The difference between these two becomes evident from the vocabulary employed in a discourse from the Satipaṭṭhāna Samyutta(S. V, 156). In this discourse the Buddha recommended that, if one is being distracted or sluggish while practising satipaṭṭhāna, one should temporarily change one's practice and develop a tranquility (samatha) object of meditation, in order to cultivate internal joy and serenity. This he termed a ‘directed’ form of meditation paṇidhāya bhāvanā. Once, however, the mind has calmed, one can return to an ‘undirected’ mode of meditation (apaṇidhāya bhāvanā), namely the practice of satipaṭṭhāna. The discourse between directed and undirected forms of meditation suggests that, considered on their own, these two modes of meditation are clearly different. At the same time, however, the whole discourse is concerned with their skilful interrelation, clearly demonstrating that whatever the degree of their difference, the two can be interrelated and supports each other.
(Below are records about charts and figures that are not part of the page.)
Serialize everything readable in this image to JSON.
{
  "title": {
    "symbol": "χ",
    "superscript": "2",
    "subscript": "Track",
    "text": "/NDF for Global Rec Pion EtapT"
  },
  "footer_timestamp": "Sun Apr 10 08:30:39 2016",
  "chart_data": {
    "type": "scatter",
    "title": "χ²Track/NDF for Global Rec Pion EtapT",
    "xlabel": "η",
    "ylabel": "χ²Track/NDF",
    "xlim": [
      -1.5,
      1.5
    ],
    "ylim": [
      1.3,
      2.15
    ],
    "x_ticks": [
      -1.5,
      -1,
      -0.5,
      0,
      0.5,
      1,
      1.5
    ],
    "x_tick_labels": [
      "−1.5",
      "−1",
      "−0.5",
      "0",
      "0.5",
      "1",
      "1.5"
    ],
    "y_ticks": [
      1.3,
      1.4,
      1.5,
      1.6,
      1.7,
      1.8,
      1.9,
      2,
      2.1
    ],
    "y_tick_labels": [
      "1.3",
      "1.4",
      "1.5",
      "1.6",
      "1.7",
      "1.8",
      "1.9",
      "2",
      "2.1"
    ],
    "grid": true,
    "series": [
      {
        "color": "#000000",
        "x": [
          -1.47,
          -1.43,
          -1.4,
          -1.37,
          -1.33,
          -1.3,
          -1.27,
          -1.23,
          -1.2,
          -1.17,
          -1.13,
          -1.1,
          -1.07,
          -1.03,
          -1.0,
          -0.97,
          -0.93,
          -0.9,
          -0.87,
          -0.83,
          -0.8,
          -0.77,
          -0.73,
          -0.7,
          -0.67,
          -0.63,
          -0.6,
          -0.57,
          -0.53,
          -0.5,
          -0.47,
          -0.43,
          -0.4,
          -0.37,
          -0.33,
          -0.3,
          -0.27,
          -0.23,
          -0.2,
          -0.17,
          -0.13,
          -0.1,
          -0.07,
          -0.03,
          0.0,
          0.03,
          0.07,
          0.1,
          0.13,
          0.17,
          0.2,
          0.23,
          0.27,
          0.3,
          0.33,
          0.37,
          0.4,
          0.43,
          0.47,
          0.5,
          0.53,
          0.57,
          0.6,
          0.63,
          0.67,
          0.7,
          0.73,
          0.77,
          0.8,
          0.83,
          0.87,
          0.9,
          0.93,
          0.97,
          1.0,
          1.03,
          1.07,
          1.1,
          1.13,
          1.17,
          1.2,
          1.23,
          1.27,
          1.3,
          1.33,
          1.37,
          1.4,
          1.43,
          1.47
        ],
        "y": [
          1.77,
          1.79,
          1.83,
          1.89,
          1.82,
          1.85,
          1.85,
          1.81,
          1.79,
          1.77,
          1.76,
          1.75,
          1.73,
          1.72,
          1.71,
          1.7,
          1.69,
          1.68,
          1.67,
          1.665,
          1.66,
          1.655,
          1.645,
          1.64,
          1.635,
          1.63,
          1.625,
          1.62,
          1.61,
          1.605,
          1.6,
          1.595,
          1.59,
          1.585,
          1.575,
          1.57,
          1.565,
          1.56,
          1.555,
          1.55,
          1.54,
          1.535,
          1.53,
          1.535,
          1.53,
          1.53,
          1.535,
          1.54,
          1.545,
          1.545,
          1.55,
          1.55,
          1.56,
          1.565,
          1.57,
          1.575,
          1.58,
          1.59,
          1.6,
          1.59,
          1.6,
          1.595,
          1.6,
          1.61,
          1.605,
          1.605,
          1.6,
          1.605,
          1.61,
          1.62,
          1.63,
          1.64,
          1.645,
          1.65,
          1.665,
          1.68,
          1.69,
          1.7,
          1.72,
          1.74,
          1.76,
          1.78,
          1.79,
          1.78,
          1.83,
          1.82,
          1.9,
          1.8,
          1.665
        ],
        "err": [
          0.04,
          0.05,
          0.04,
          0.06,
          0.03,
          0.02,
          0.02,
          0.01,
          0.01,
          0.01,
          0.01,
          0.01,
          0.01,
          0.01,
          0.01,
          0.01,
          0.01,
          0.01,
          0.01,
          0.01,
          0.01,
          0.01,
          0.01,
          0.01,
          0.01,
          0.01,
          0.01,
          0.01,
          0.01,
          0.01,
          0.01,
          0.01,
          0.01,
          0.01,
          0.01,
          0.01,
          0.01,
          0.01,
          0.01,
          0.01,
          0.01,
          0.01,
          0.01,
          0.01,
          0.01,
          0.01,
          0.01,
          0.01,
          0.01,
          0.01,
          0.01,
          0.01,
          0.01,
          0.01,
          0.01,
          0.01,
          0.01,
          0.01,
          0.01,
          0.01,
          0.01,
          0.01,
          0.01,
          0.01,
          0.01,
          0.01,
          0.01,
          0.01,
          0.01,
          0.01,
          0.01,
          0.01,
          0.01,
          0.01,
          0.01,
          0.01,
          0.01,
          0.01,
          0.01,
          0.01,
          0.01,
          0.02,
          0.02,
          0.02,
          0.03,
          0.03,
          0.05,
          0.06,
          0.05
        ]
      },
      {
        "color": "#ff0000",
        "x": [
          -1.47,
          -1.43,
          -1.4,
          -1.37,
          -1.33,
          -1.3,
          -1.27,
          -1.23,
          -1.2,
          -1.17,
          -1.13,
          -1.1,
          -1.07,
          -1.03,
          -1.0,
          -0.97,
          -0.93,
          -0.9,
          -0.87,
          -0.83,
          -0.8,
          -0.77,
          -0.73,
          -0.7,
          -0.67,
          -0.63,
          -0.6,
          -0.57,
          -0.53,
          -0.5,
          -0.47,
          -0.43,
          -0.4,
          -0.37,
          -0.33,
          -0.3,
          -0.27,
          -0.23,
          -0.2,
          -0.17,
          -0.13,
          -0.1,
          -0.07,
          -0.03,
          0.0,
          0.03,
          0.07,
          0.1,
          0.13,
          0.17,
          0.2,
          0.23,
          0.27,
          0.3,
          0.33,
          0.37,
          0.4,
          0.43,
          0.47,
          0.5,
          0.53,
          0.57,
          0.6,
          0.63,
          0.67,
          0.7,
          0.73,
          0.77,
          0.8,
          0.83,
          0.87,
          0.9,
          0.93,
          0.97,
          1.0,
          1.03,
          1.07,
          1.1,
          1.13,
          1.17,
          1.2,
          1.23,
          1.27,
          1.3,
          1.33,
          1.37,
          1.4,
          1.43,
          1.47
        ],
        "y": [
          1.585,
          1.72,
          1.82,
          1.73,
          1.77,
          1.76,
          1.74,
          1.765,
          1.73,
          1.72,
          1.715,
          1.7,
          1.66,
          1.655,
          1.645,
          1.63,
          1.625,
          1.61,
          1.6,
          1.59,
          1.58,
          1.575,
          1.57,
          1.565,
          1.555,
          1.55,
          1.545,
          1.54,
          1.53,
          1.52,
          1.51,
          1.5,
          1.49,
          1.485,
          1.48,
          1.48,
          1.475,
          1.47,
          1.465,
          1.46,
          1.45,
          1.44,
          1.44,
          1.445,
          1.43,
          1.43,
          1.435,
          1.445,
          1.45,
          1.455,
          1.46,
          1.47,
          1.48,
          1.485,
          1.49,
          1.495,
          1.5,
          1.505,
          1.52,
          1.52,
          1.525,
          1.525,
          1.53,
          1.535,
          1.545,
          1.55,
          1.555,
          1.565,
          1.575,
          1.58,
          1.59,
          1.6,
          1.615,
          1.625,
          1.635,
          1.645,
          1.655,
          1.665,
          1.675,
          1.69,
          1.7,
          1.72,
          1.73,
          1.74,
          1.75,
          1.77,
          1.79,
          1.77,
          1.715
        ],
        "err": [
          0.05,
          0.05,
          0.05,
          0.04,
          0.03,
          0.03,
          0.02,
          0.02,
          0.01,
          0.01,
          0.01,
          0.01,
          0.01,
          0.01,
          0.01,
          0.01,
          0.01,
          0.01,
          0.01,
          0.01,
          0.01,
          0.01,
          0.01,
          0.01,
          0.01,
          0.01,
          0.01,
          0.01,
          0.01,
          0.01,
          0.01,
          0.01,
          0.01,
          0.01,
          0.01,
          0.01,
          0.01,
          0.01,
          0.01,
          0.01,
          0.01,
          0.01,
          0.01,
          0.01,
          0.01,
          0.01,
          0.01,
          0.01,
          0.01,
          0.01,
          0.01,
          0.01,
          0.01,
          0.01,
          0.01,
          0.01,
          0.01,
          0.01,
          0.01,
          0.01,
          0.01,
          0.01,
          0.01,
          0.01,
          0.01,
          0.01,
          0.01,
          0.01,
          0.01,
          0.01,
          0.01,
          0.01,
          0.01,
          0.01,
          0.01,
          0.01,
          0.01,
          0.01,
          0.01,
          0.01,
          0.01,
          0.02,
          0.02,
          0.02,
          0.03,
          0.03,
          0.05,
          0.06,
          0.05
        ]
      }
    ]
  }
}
The characteristic quality of concentration is to direct and apply the mind, focusing of a single object to the exclusion of everything else. Thus the development of concentration promotes a shift from the common structure of experience as a subject-object duality towards an experience of unity. Concentration, however, thereby excludes a broader awareness of circumstances and of their interrelations. Yet, this awareness of circumstances and interrelations is essential in order to become aware of those characteristics of experience whose understanding leads to awakening. In this context, the broadly receptive quality of sati is particularly important.
Thus, although it plays an important part in the development of absorption, considered on its own sati is a mental quality distinct from concentration. Indeed, the reason why even the attainment of high levels of absorption by itself is insufficient for liberating insight is quite probably related to the inhibition of the broadly receptive observational qualities of awareness by the strong focusing power of absorption concentration.